Cuidar a las Pymes para potenciar la generación de empleos

Fecha Publicación: 6/12/2015

Es muy aleccionador dar una mirada a la productividad regional, especialmente a sus principales actores, los que se deciden a emprender actividades que, junto con permitirles progresar y alcanzar sus metas, hacen partícipes a muchos otros, generando empleos y contribuyendo al bienestar social y al progreso de la región.

Los números son de por sí elocuentes, hay 106.630 empresas presentes en la Región del Bío Bío, según datos aportados recientemente por el Ministerio de Economía , 92.609 de ellas presentaron el 86,9% del total de las ventas en el año 2014. Según el ministerio, la región representó en 2014 el 10,3% del total de empresas del país, el 4,2% del total de ventas y el 6,6% de la generación de empleo.

Es igual mente importante saber cómo se distribuyen esos emprendimientos, ya que un que un 79,5% del total de empresas de la Región corresponde a microempresas, un 17,6% a pequeñas, un 2,2% a medianas y un 0,7% a grandes, lo cual deja de manifiesto las vulnerabilidades de ese colectivo, a pesar que las ventas han estado señalando trayectorias positivas, en promedio las empresas regionales aumentaron un 5,1% anual entre los años 2005 y 2014, mientras que a nivel nacional éstas aumentaron un 4,5% anual, aunque fueron las grandes empresas, es decir sólo el 0.7%, las que mostraron mejores resultados. 

El impacto directo en la economía regional se expresa a nivel empleo, el indicador más evidente de progreso, buenos empleos de remuneraciones dignas es el escalón primario para la activación de la economía con base sustentable, si bien es cierto las empresas de la región generan más del 6% de los empleos a nivel nacional, ha ocurrido una contracción en esta cifre que llegó a ser cercana al 8%, lo que refleja, según la opinión de un economista del Centro de Estudios de Corbiobío, un fuerte componente de centralización económica nacional, toda vez que esta pérdida de importancia en el empleo regional constituye un rasgo generalizado de la economía del país.

El predomino de pequeñas empresas indica una potencial debilidad, la eventual falta de respaldo para enfrentar exitosamente situaciones coyunturales de cierta duración o conflictos laborales que afecten la producción, único medio de mantener vigente la actividad.
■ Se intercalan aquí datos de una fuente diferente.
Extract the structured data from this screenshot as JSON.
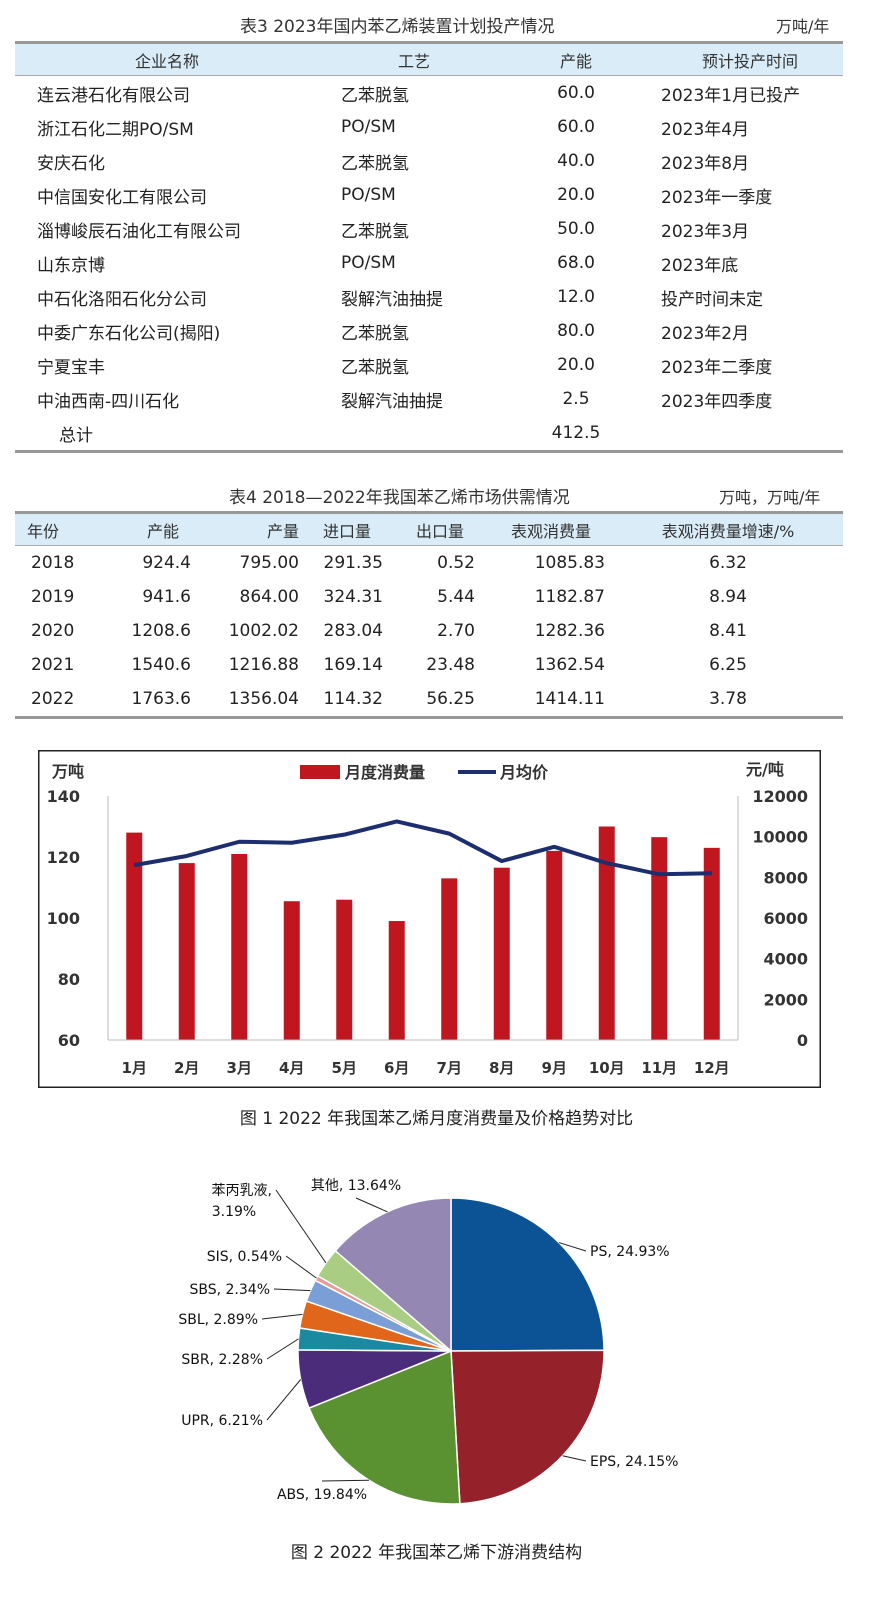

Diversas circunstancias, como las señaladas, ayudarían a explicar porque la tasa de mortalidad de las empresas, a los siete años, llega a ser aproximadamente el 60%.

Las declaraciones de las autoridades no difieren demasiado, con enérgicos términos suelen declarar que la pequeña y sobre todo mediana empresa, contribuyen con el mayor porcentaje en cuanto a cantidad de puestos de trabajo, por lo que la estimulación a la creación de empleo, principalmente en este segmento de empresas, debería ser prioridad.

Sin embargo, son también parecidas sus apatías dejando estos emprendimientos, la abrumadora mayoría de las veces, sin respaldo, sin apoyo, librados a sus propias gestiones, a sabiendas que muchos de los emprendedores necesitan asesoría y condiciones especiales para estabilizarse y crecer.

La pequeña y mediana empresa es una indispensable instancia laboral, debería ser parte de la política de Estado robustecerla, buscar los medios de disminuir sus debilidades y dar adecuado respaldo a sus fortalezas, no como un acto generoso, sino como una inversión por el bien del país entero y de paso, como indispensable aporte al progreso regional.